Le législateur a également retenu le principe de la création d'une commission nationale spécialisée chargée de la mise en oeuvre de la reconnaissance, de la validation et des équivalences des formations et expériences des sapeurs-pompiers volontaires avec les titres et diplômes enregistrés au répertoire national des certifications professionnelles 7 ( * ) . Il s'agit ainsi de permettre la valorisation de l'expérience acquise au titre de l'engagement volontaire pour bénéficier, en conséquence, d'équivalences entre les titres et diplômes exigés pour l'accès aux concours de la fonction publique et les formations suivies par le sapeur-pompier volontaire.

Cette mesure n'est cependant pas encore opérationnelle.

D'après les renseignements recueillis par votre rapporteur auprès de la direction générale de la sécurité civile et de la gestion des crises, sa mise en oeuvre est liée à la réforme en cours de la formation des sapeurs-pompiers volontaires dans son volet réglementaire ( cf . article 15 du décret n° 2013-412 du 17 mai 2013 complété par un arrêté du 8 août 2013) : progressivement appliquée dans les services départementaux d'incendie et de secours (SDIS), elle devrait faire l'objet d'un « retour d'expérience » au cours de l'année 2015 en vue de procéder, le cas échéant, aux corrections nécessaires du nouveau dispositif.

Le régime de formation des sapeurs-pompiers volontaires

(art. 15 du décret n° 2013-413 du 17 mai 2013 8 ( * ) )

Il est régi par l'article L.1424-37 du code général des collectivités territoriales qui prévoit, dès le début de la période d'engagement du volontaire, l'organisation d'une formation initiale suivie, ultérieurement, d'une formation continue.

Ce principe est précisé par l'article L.723-13 du code de la sécurité intérieure.

Conformément à l'intention du législateur de de 2011, l'obligation repose sur des « actions de formation adaptées aux missions qui leur sont confiées en tenant compte des compétences qu'ils ont acquises ».

Les formations initiales et continues auxquelles s'ajoutent des formations aux spécialités et d'adaptation aux risques locaux sont organisées selon des référentiels fixés par un arrêté du 8 août 2013.

Il importera donc le moment venu de mesurer les conséquences de cette réforme au regard de la volonté exprimée par le législateur et d'apprécier ses effets sur les vocations à l'engagement volontaire.

Comme le remarquait notre collègue Yves Rome, président de la Conférence nationale des services d'incendie et de secours, entendu par votre rapporteur, il convient d'éviter de paralyser la démarche du sapeur-pompier volontaire par une exigence excessive des normes de formation pour ne pas l'éloigner de son ambition d'agir au service de la collectivité.
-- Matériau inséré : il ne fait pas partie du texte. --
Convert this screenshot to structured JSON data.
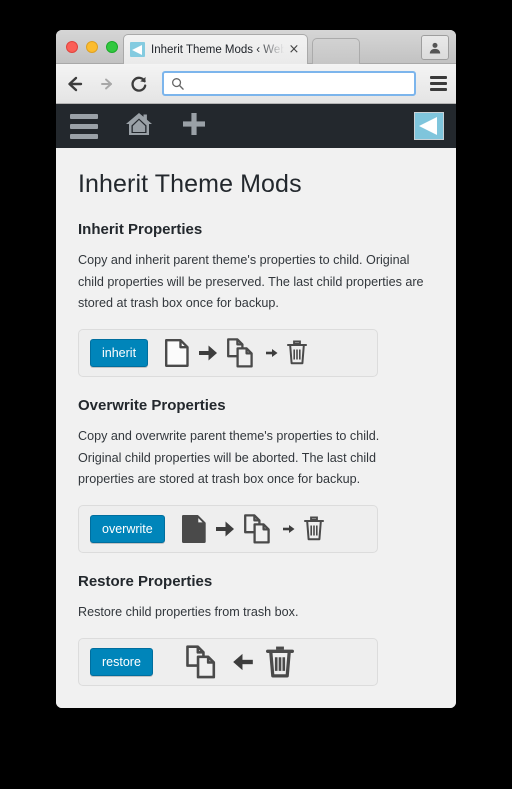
{
  "window": {
    "traffic_lights": [
      "close",
      "minimize",
      "maximize"
    ],
    "tab": {
      "title": "Inherit Theme Mods ‹ Webs",
      "close_label": "×",
      "favicon": "wordpress-site-icon"
    },
    "nav": {
      "back_label": "back",
      "forward_label": "forward",
      "reload_label": "reload",
      "menu_label": "chrome-menu"
    },
    "omnibox": {
      "value": "",
      "placeholder": "",
      "icon": "search-icon"
    },
    "profile_label": "profile"
  },
  "admin_bar": {
    "menu_label": "menu",
    "home_label": "home",
    "new_label": "new",
    "logo_label": "site-logo"
  },
  "page": {
    "title": "Inherit Theme Mods",
    "sections": [
      {
        "heading": "Inherit Properties",
        "description": "Copy and inherit parent theme's properties to child. Original child properties will be preserved. The last child properties are stored at trash box once for backup.",
        "button_label": "inherit",
        "flow": [
          "page-outline-icon",
          "arrow-right-icon",
          "pages-stack-icon",
          "arrow-right-small-icon",
          "trash-icon"
        ]
      },
      {
        "heading": "Overwrite Properties",
        "description": "Copy and overwrite parent theme's properties to child. Original child properties will be aborted. The last child properties are stored at trash box once for backup.",
        "button_label": "overwrite",
        "flow": [
          "page-filled-icon",
          "arrow-right-icon",
          "pages-stack-icon",
          "arrow-right-small-icon",
          "trash-icon"
        ]
      },
      {
        "heading": "Restore Properties",
        "description": "Restore child properties from trash box.",
        "button_label": "restore",
        "flow": [
          "pages-stack-icon",
          "arrow-left-icon",
          "trash-large-icon"
        ]
      }
    ]
  },
  "colors": {
    "accent_blue": "#0085ba",
    "admin_bar_bg": "#23282d",
    "page_bg": "#f1f1f1",
    "card_bg": "#eeeeee",
    "icon_stroke": "#4a4a4a"
  }
}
Il importe donc de les définir de manière réfléchie.


* 1 Données 2013.

* 2 Cf. Engagement pour le volontariat - mesure n° 3 du plan d'action pour les sapeurs-pompiers volontaires.

* 3 Cf. rapport n° 655 (2010-2011) au nom de la commission des lois.

* 4 Cf. proposition de loi n° 2977 AN (XIII e législature) relative à l'engagement des sapeurs-pompiers volontaires et son cadre juridique.

* 5 Cf. proposition de loi n° 356 (2010-2011) relative au statut du sapeur-pompier volontaire.

* 6 Cf. article 1 er de la loi n° 2011-851 du 20 juillet 2011.

* 7 Cf. article 21 de la loi n° 2011-851 du 20 juillet 2011 précitée.

* 8 Codifié à compter du 1 er décembre 2014 à l'article R. 723-16 du code de la sécurité intérieure (cf. décret n° 2014-1253 du 27 octobre 2014 relatif aux dispositions des livres III, VI et VII de la partie réglementaire du code de la sécurité intérieure).